In a time when the civil rights and civil liberties of African Americans were limited, Sutton defied the odds and worked hard against obstacles to educate himself. For more than 50 years Sutton’s numerous achievements would make him an iconic figure in New York and his legendary stature would inspire and motivate many far beyond Harlem. The pioneering civil rights attorney represented Malcolm X, served as Manhattan’s borough president, was elected to the state Legislature, served as a member of the NAACP, resurrected Harlem’s 125th street by saving the Apollo Theater, and built a media empire making WBLS the No. 1 radio station in the country. Even with all his accomplishments, Sutton still made time for his family and mentored politicians, entrepreneurs and every day people. Today, all whom he touched celebrated his life and legacy.

President Barack Obama called Sutton “a true hero to African-Americans in New York City and around the country. We will remember him for his service to the country…His life-long dedication to the fight for civil rights, and his career as an entrepreneur and public servant made the rise of countless young African Americans possible.”

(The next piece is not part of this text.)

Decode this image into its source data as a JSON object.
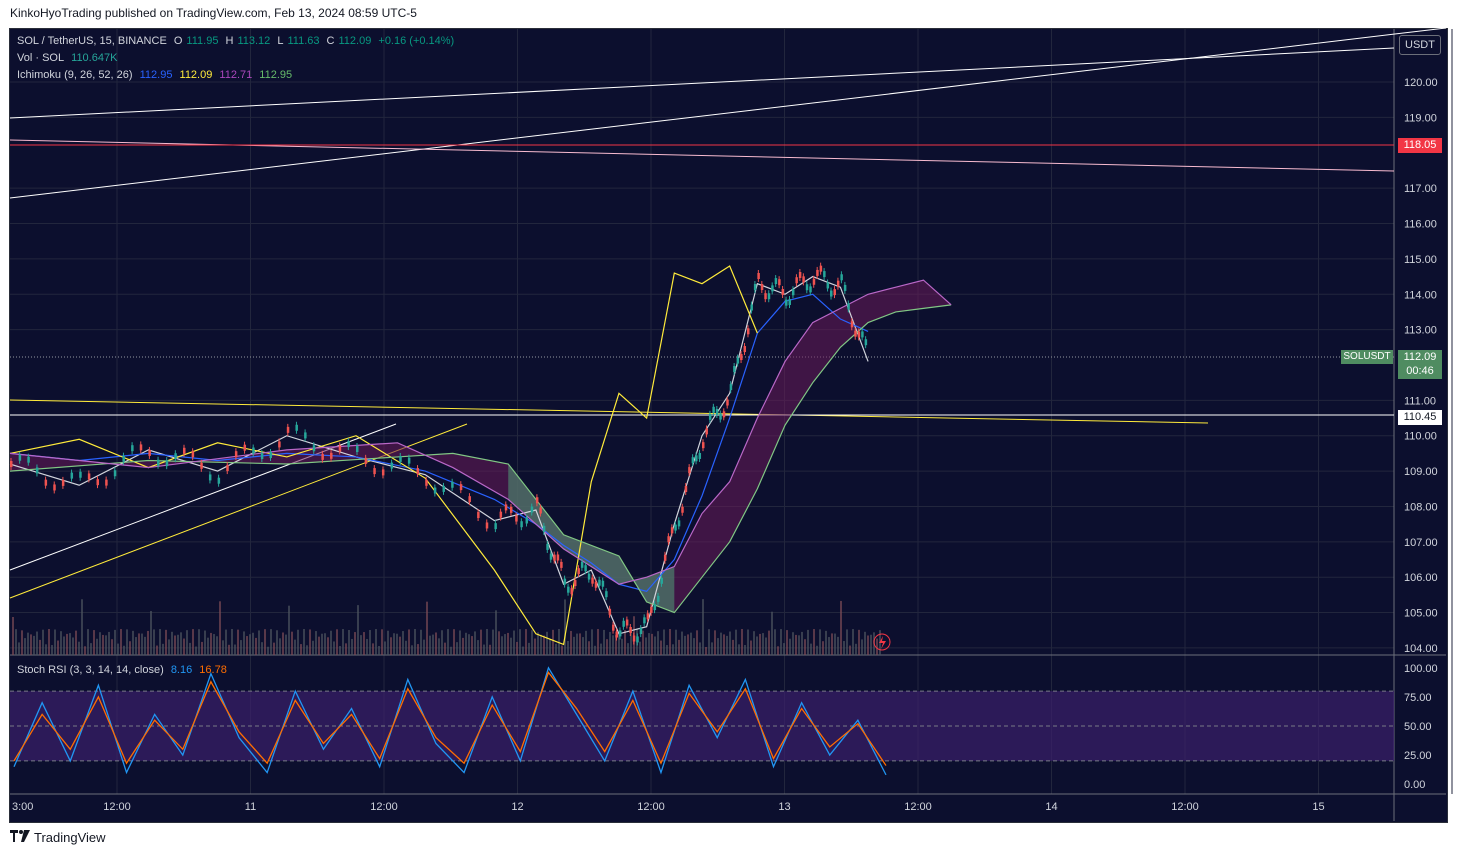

U.S. Rep. Charles Rangel (D-NY) said “We all have an obligation to continue this great man’s work. … We all cannot be Percy Sutton, but there is a little of Percy in all of us. Part of my life is to make sure that Percy Sutton never dies.”

Sutton’s granddaughter Keisha Sutton James called her grandfather her “Einstein and Superman. He was brilliant and infallible. He taught me to love truly and made sure that this little black girl knew she was amazing.”

Rev. Al Sharpton, who delivered the eulogy, said “Percy Sutton didn’t die, he just passed away. Every time a black politician walks in a Legislature hallway, that’s Percy Sutton. Every time a black radio station plays black music, that’s Percy Sutton. Every time talk radio registers voters and mobilizes those that fight for justice, that’s Percy Sutton. He took the megaphones out of our hands and gave us a radio station…he made us important.”

Former Mayor David Dinkins called Sutton his “personal hero.” “Had there been no Chairman Sutton there certainly would be no Mayor Dinkins. Percy was more than the architect & engineer of the Gang of Four. He was our inspiration.”

Hazel N. Dukes, president of the New York State Conference of the NAACP praised Sutton as her “fearless mentor.” “He was always willing to give his guidance and support.”

New York Gov. David Paterson
remembered Sutton in a video statement for being “fiercely loyal, compassionate and a truly kind soul. He will be missed, but his legacy lives on through the next generation of African Americans he inspired to pursue and fulfill their own dreams and ambitions.”